Health Benefits of Lavender Tea
While many people enjoy drinking lavender tea for its pleasant aroma and floral flavor, lavender tea is also appreciated for its many health benefits. Lavender is full of polyphenols and other botanical chemicals that can help reduce disease and improve your well-being.
Here are just a few of the health benefits associated with drinking lavender tea:
- Improved mood: Lavender can alleviate mild anxiety and depression. For people who suffer from mild mood disorders, taking lavender tea daily can increase their mental resilience and put them in a better headspace.
- Sleep aid: Along with relaxing the mind, lavender can also help relax your body. Lavender induces drowsiness and is a good option for an evening tea to help create physical relaxation.
- Muscle cramp relief: Lavender possesses anti-inflammatory and analgesic properties to relieve mild aches and pains.
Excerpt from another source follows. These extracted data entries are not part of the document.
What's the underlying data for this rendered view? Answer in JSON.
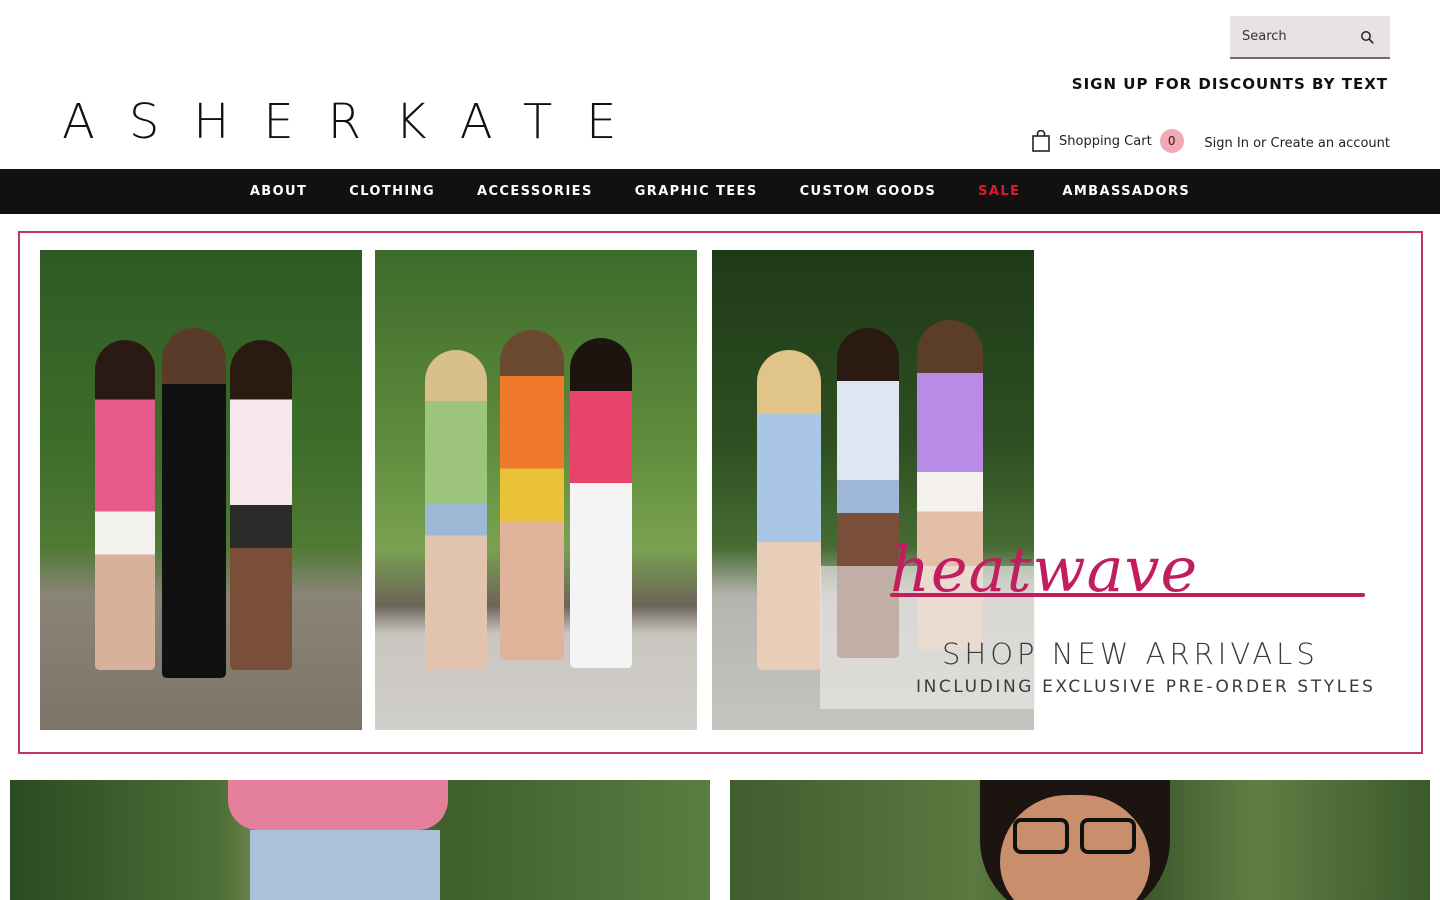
{
  "brand": {
    "logo_text": "ASHERKATE"
  },
  "search": {
    "placeholder": "Search"
  },
  "header": {
    "signup_text": "SIGN UP FOR DISCOUNTS BY TEXT",
    "cart_label": "Shopping Cart",
    "cart_count": "0",
    "signin_label": "Sign In",
    "or_text": "or",
    "create_account_label": "Create an account"
  },
  "nav": {
    "items": [
      {
        "label": "ABOUT"
      },
      {
        "label": "CLOTHING"
      },
      {
        "label": "ACCESSORIES"
      },
      {
        "label": "GRAPHIC TEES"
      },
      {
        "label": "CUSTOM GOODS"
      },
      {
        "label": "SALE",
        "color": "#e0192d"
      },
      {
        "label": "AMBASSADORS"
      }
    ]
  },
  "banner": {
    "script_text": "heatwave",
    "headline": "SHOP NEW ARRIVALS",
    "subheadline": "INCLUDING EXCLUSIVE PRE-ORDER STYLES",
    "accent_color": "#c21d5e"
  },
  "colors": {
    "nav_bg": "#111111",
    "sale": "#e0192d",
    "cart_badge": "#f3a7b3",
    "search_bg": "#e7e3e3"
  }
}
It is also useful for helping to alleviate the abdominal cramps associated with menstruation.
- Better complexion: Lavender is commonly included in cosmetics because its antimicrobial properties make it useful in cleansers and detoxifying formulas. It can be used to treat inflammatory skin disorders such as acne and dry skin.
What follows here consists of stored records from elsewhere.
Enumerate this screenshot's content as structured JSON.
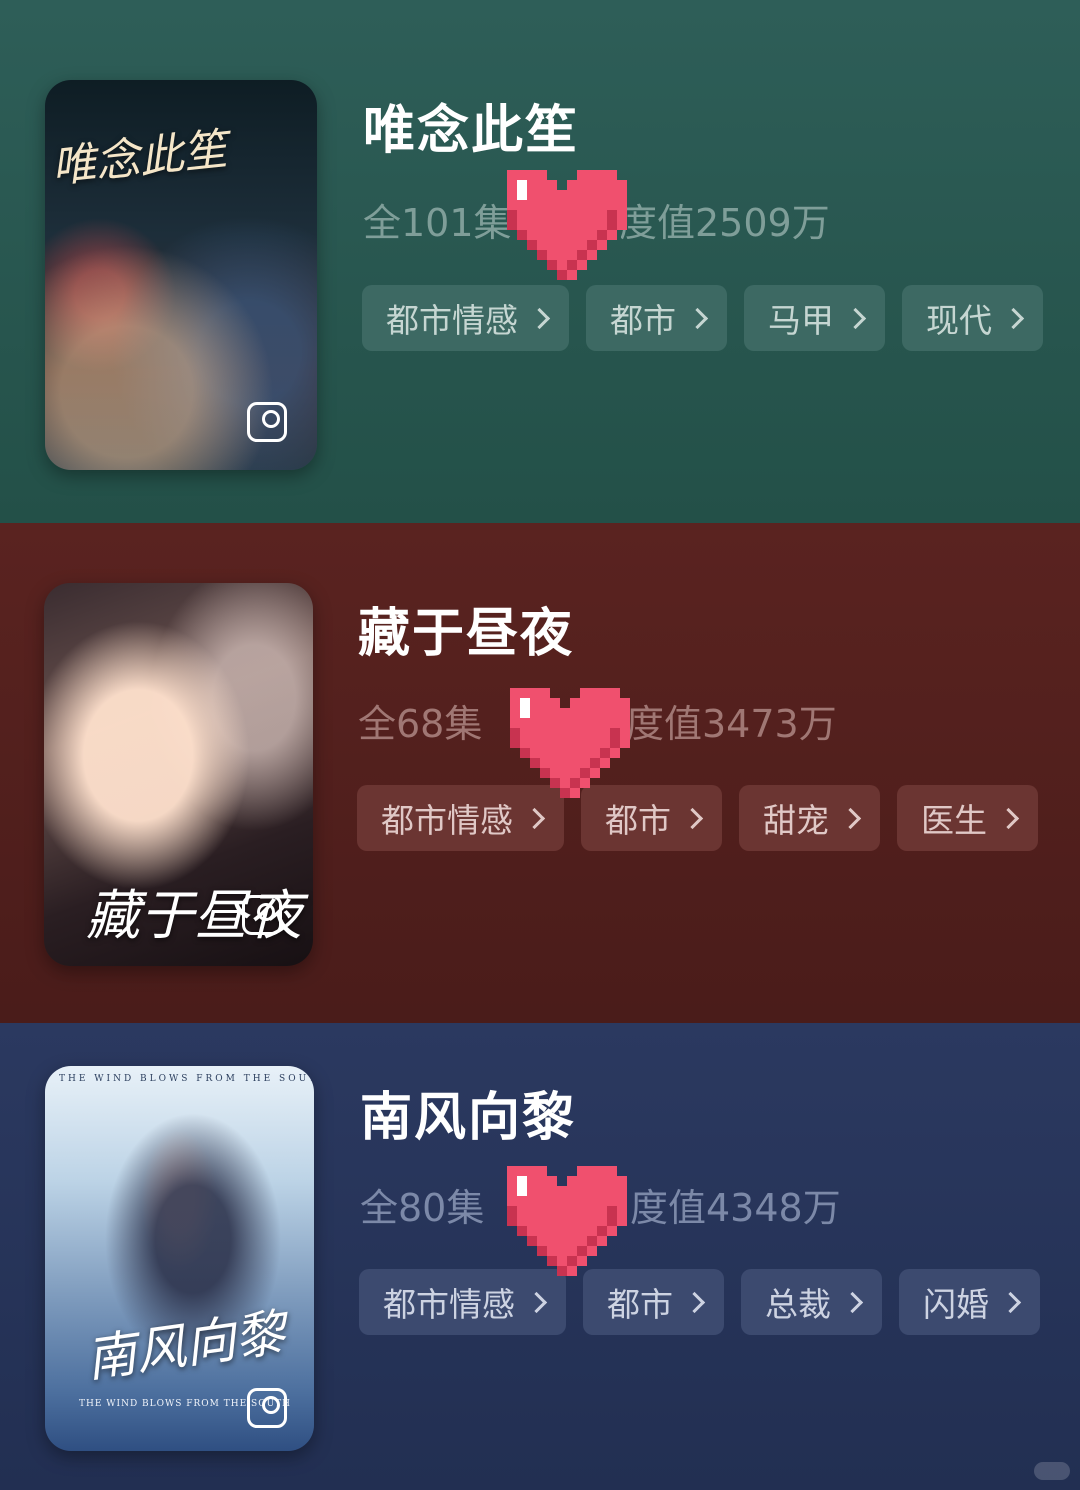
{
  "dramas": [
    {
      "title": "唯念此笙",
      "episodes": "全101集",
      "heat": "热度值2509万",
      "poster_title": "唯念此笙",
      "tags": [
        "都市情感",
        "都市",
        "马甲",
        "现代"
      ]
    },
    {
      "title": "藏于昼夜",
      "episodes": "全68集",
      "heat": "热度值3473万",
      "poster_title": "藏于昼夜",
      "tags": [
        "都市情感",
        "都市",
        "甜宠",
        "医生"
      ]
    },
    {
      "title": "南风向黎",
      "episodes": "全80集",
      "heat": "热度值4348万",
      "poster_title": "南风向黎",
      "poster_tagline": "THE WIND BLOWS FROM THE SOUTH",
      "poster_subtitle": "THE WIND BLOWS FROM THE SOUTH",
      "tags": [
        "都市情感",
        "都市",
        "总裁",
        "闪婚"
      ]
    }
  ],
  "colors": {
    "section_1": "#2e5e58",
    "section_2": "#5a2320",
    "section_3": "#2b3960",
    "heart": "#f0506e"
  },
  "icons": {
    "collect": "collect-icon",
    "chevron": "chevron-right-icon",
    "heart": "pixel-heart-icon"
  }
}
Lavender can improve your health in several different ways, and it’s safe to drink for most people unless they’re allergic to it. Even if you don’t drink lavender tea on its own, adding dried lavender to other tea blends can help you access its nutritional advantages.
How to Brew Lavender Tea
Lavender tea can be brewed either from commercially-produced tea bags, readily available lavender blossoms, or from lavender grown in your own yard. Lavender can be brewed either right off the plant or after the flower blossoms have been dried.
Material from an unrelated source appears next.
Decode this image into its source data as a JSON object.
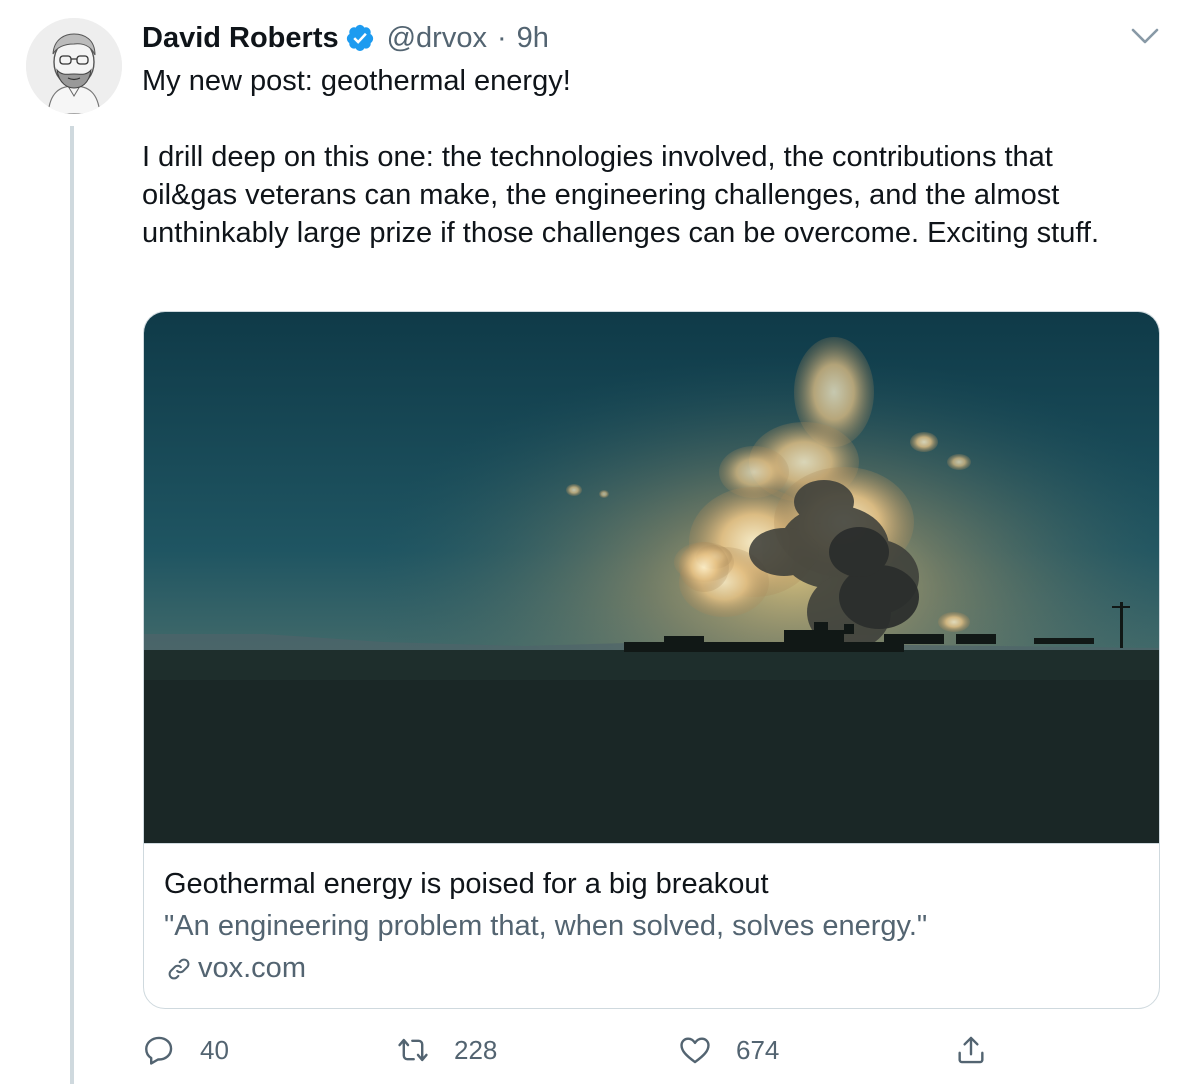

If you choose to purchase dried lavender, make sure it’s marked culinary grade so you know it’s safe to ingest.
If you want to grow your own lavender, make sure your plants are not exposed to inorganic fertilizers and insecticides. Otherwise, these chemicals could contaminate your tea.
To make a mug of lavender tea, follow this easy recipe:
- Heat the water. To make a cup of lavender tea, bring eight ounces of filtered water to a boil in a small saucepan or tea kettle.
- Add the lavender. Add two tablespoons of dried lavender blossoms to the boiling water, remove from heat, and allow it to steep for eight to ten minutes. The longer the lavender blossoms are left in the water, the stronger the tea will become. You can use either lavender tea bags or loose lavender flowers in a tea infuser.
- Remove the lavender and serve. Discard the used lavender blooms and serve the tea into cups or mugs. Lavender tea can be served either hot or cold. Optionally, you can add lemon and honey to lavender tea to mellow its bitter aftertaste.
If you want to serve lavender tea cold, make 4-6 cups of lavender tea, pour them into a pitcher, and chill it in the refrigerator. Lavender can be mixed with butterfly pea flowers and lemon juice to give the tea a beautiful purple color.
Lavender Is a Soothing Tea for Bedtime
Lavender tea is one of the best herbal teas you can take if you are dealing with stress or the minor aches and pains associated with a long day of work. Brew up this aromatic drink before bed and feel the stress of your day melt away.